Avec à peine plus de deux cents pages, Evadés de l’Enfer se veut court, mais la ribambelle d’événements et de retournements cadencent le rythme avec intensité, pendant que les gunfights et les cadavres battent la mesure. Oui ça bastonne grave, ça dézingue à tout va, on se croirait presque dans un film d’action dopé aux amphétamines. En ce sens le personnage de Seven assure son rôle, c’est bien le déclencheur de toute cette tuerie, les flingues et autres pétoires perfectionnées semblent être les prolongements naturels de ses mains. Pas de grands discours ni de grandes phrases, on fonce le plus souvent droit au massacre, un carnage qui se conclue dans un grand bordel avec quelques « guest stars » logiquement bienvenues.

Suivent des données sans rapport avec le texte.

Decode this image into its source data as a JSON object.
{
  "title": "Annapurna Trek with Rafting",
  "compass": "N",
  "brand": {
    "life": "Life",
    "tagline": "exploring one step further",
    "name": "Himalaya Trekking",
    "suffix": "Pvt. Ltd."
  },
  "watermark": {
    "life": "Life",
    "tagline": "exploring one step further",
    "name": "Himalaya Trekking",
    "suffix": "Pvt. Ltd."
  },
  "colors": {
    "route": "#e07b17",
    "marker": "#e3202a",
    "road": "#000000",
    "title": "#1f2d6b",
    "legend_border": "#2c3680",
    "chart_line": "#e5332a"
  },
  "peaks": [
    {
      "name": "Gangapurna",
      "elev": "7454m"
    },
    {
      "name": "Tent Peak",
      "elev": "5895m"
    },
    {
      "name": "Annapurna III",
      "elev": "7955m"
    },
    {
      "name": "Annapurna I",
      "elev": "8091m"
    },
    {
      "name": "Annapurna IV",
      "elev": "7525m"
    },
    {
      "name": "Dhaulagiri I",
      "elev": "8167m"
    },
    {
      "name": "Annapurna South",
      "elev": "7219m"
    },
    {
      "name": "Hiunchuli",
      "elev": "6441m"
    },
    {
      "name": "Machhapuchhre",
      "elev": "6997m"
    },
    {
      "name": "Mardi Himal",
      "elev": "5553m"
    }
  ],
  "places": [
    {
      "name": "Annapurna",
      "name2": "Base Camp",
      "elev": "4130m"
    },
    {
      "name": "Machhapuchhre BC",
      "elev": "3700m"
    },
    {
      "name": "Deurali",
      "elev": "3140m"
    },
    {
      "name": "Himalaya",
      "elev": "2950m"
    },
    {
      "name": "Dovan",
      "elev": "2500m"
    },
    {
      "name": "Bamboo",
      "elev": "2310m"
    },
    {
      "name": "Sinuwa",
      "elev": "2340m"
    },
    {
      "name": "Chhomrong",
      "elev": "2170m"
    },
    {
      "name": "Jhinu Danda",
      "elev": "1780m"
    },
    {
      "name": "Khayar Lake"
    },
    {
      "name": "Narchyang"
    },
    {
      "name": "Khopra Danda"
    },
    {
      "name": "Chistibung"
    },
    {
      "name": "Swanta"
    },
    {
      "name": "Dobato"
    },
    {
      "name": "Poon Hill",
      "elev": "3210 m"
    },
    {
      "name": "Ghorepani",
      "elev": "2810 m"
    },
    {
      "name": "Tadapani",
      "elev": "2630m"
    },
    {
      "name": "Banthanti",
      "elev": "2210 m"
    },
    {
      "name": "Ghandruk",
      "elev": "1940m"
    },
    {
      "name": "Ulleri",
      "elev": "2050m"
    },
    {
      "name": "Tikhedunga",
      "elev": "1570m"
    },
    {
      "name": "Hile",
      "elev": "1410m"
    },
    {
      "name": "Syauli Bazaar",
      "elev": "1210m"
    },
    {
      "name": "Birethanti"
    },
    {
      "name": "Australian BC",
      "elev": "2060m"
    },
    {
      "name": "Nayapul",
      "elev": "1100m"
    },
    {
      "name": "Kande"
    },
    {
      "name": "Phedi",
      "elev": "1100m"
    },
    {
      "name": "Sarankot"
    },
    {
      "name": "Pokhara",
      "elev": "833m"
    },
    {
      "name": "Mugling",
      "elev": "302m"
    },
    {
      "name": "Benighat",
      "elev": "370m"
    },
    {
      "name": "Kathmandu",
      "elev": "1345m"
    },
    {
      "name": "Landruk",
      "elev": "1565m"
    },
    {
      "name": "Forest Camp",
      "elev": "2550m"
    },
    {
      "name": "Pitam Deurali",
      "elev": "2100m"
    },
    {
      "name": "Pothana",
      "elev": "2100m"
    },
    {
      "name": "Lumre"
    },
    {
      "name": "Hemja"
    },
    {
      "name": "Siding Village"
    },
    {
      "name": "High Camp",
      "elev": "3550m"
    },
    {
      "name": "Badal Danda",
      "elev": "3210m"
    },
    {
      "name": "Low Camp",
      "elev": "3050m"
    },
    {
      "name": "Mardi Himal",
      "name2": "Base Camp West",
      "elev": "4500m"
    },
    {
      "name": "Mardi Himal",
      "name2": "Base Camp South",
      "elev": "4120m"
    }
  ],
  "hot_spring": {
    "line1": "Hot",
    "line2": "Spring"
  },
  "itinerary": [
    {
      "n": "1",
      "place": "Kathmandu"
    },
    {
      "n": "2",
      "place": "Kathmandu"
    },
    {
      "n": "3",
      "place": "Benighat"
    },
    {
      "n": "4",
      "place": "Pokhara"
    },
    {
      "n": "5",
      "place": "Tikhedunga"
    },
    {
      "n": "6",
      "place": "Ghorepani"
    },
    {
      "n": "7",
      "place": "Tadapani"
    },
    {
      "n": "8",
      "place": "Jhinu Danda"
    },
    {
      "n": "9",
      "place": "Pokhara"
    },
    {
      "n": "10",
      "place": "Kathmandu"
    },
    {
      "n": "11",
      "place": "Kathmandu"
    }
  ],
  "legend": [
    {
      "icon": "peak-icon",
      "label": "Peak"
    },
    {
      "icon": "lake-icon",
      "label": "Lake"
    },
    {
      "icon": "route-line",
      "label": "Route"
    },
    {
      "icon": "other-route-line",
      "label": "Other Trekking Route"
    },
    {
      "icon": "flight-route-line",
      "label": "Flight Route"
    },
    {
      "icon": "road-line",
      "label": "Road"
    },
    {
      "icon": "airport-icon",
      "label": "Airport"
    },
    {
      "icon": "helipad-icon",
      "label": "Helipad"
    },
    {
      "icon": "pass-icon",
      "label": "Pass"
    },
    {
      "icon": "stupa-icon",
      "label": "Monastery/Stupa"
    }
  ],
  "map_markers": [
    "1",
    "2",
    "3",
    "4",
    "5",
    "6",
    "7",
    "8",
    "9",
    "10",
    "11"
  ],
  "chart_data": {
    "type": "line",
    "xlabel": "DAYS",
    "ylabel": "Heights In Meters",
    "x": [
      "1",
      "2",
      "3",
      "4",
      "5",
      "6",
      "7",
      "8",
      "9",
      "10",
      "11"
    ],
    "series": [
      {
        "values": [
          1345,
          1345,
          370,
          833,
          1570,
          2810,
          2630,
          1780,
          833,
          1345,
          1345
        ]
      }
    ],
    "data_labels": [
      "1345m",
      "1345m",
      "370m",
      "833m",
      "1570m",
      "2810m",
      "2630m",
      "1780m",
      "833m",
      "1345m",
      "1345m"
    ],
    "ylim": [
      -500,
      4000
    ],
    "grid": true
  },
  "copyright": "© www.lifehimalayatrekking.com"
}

Le style n’est certainement pas étranger à ce torrent de violence déchaînée ; Hal Duncan combine des décors épurés et un bagout relâché à des plans cinématographiques.
Cependant, le roman n’est pas un simple ramassis de scènes explosives, c’est avant tout une charge contre nos sociétés occidentales, et dans une moindre mesure contre la religion. L’antichambre de l’enfer donne le ton, les nouveaux arrivants sont confrontés à une bureaucratie pointilleuse qui les catégorise avec soin. L’inégalité même dans la mort. Il transparait dès lors, de manière souvent explicite, les attaques de Duncan envers nos sociétés. Dans ces conditions, il est aisé de reconnaître en ce groupe d’évadés l’allégorie des opposants au « système », cherchant par tous les moyens à s’en émanciper. Rien de nouveau à l’Ouest, pourrait-on dire, d’autant plus que le théâtre de l’enfer semble créé avant tout pour les besoins de cette diatribe, bien que le message puisse paraître percutant en regard du caractère énergique qui se dégage du livre. On retiendra cependant quelques bonnes idées, comme celles des Oubliés, ces clochards invisibles aux yeux de tous, exception faite de l’attention télévisuelle. Quant au couplet antireligieux, qui s’invite vers les deux tiers, il m’est apparu sympathique, certainement en raison de mon inaccoutumance à ce genre d’incrimination. Je ne serais néanmoins pas surpris d’avoir loupé quelques passages en cours de route, les lectures bibliques n’étant pas mon fort.
Au final, Evadés de l’Enfer est un roman qui se lit sans déplaisir et qui s’amuse à flinguer nos neurones lors des courses poursuites endiablées. On regrettera cependant que le propos critique soit à ce point mis en avant, ce dernier enfonçant allègrement des portes ouvertes ; un second degré persistant n’aurait pas été désagréable, de même qu’un enfer plus déluré. Pour ma part, j’ai bien envie de découvrir Duncan avec son diptyque.